Walk of Shame?

234 Marbles
No sex is better than bad sex.  
Germaine Greer

    I was making my bed this morning when a pink rabbit flopped out of the duvet.  Apparently I had come home from work and gone to sleep with my battery-operated device.  I went to bed stone sober so I shouldn’t have been surprised to find it there on the empty side of the bed - I was merely shocked that I hadn’t put it away and thankful that my kids were at their Dad’s (that would have been an interesting to try to explain if my son had jumped in bed with me this morning).  And, let’s face it, the rabbit looks way less attractive in the glare of the morning light. 
    I noted a modicum of morning-after shame as I performed ablutions before I tucked the rabbit away in my drawer.  A small part of me wondered – “So is this what it has come to?”  I know that this time of celibacy is self-imposed, but let’s face it, I’m not getting any younger.  Is it really a good idea for me to be celibate a whole 365 marbles?
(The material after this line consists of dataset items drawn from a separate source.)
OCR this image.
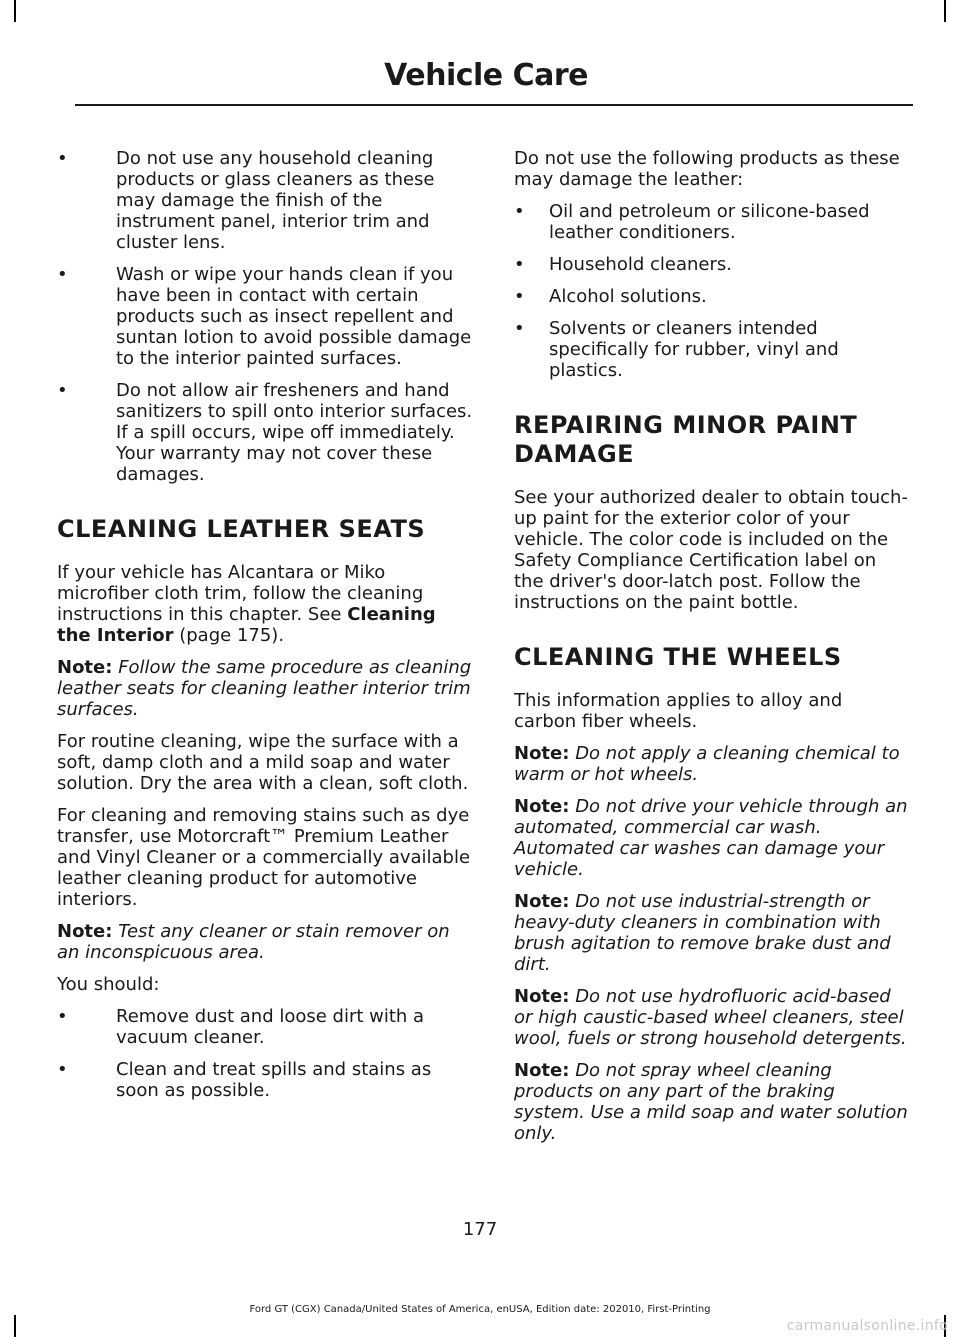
Vehicle Care
•	Do not use any household cleaning products or glass cleaners as these may damage the finish of the instrument panel, interior trim and cluster lens.
•	Wash or wipe your hands clean if you have been in contact with certain products such as insect repellent and suntan lotion to avoid possible damage to the interior painted surfaces.
•	Do not allow air fresheners and hand sanitizers to spill onto interior surfaces. If a spill occurs, wipe off immediately. Your warranty may not cover these damages.
CLEANING LEATHER SEATS

If your vehicle has Alcantara or Miko microfiber cloth trim, follow the cleaning instructions in this chapter. See Cleaning the Interior (page 175).

Note: Follow the same procedure as cleaning leather seats for cleaning leather interior trim surfaces.

For routine cleaning, wipe the surface with a soft, damp cloth and a mild soap and water solution. Dry the area with a clean, soft cloth.

For cleaning and removing stains such as dye transfer, use Motorcraft™ Premium Leather and Vinyl Cleaner or a commercially available leather cleaning product for automotive interiors.

Note: Test any cleaner or stain remover on an inconspicuous area.

You should:

•	Remove dust and loose dirt with a vacuum cleaner.
•	Clean and treat spills and stains as soon as possible.

Do not use the following products as these may damage the leather:

• Oil and petroleum or silicone-based leather conditioners.
• Household cleaners.
• Alcohol solutions.
• Solvents or cleaners intended specifically for rubber, vinyl and plastics.
REPAIRING MINOR PAINT
DAMAGE

See your authorized dealer to obtain touch-up paint for the exterior color of your vehicle. The color code is included on the Safety Compliance Certification label on the driver's door-latch post. Follow the instructions on the paint bottle.

CLEANING THE WHEELS

This information applies to alloy and carbon fiber wheels.

Note: Do not apply a cleaning chemical to warm or hot wheels.

Note: Do not drive your vehicle through an automated, commercial car wash. Automated car washes can damage your vehicle.

Note: Do not use industrial-strength or heavy-duty cleaners in combination with brush agitation to remove brake dust and dirt.

Note: Do not use hydrofluoric acid-based or high caustic-based wheel cleaners, steel wool, fuels or strong household detergents.

Note: Do not spray wheel cleaning products on any part of the braking system. Use a mild soap and water solution only.

177
Ford GT (CGX) Canada/United States of America, enUSA, Edition date: 202010, First-Printing
carmanualsonline.info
Besides, what if it isn’t like riding a bike?  What if I forget how to do it? 
    My only consolation comes from knowing a woman in her eighties who recently lost her husband.  Among all the things that she misses about him, she misses their sex life together.  The thought of her somehow comforts me into knowing that passion doesn’t have to fade even as the marbles tick by.

In our culture, it is expected that men will satisfy themselves sexually when they are with a partner or when they are completely solo.  Can you claim this act for yourself and lose the shame? Can you let go of the expectation that there always has to be someone else with you for me to express your sexuality?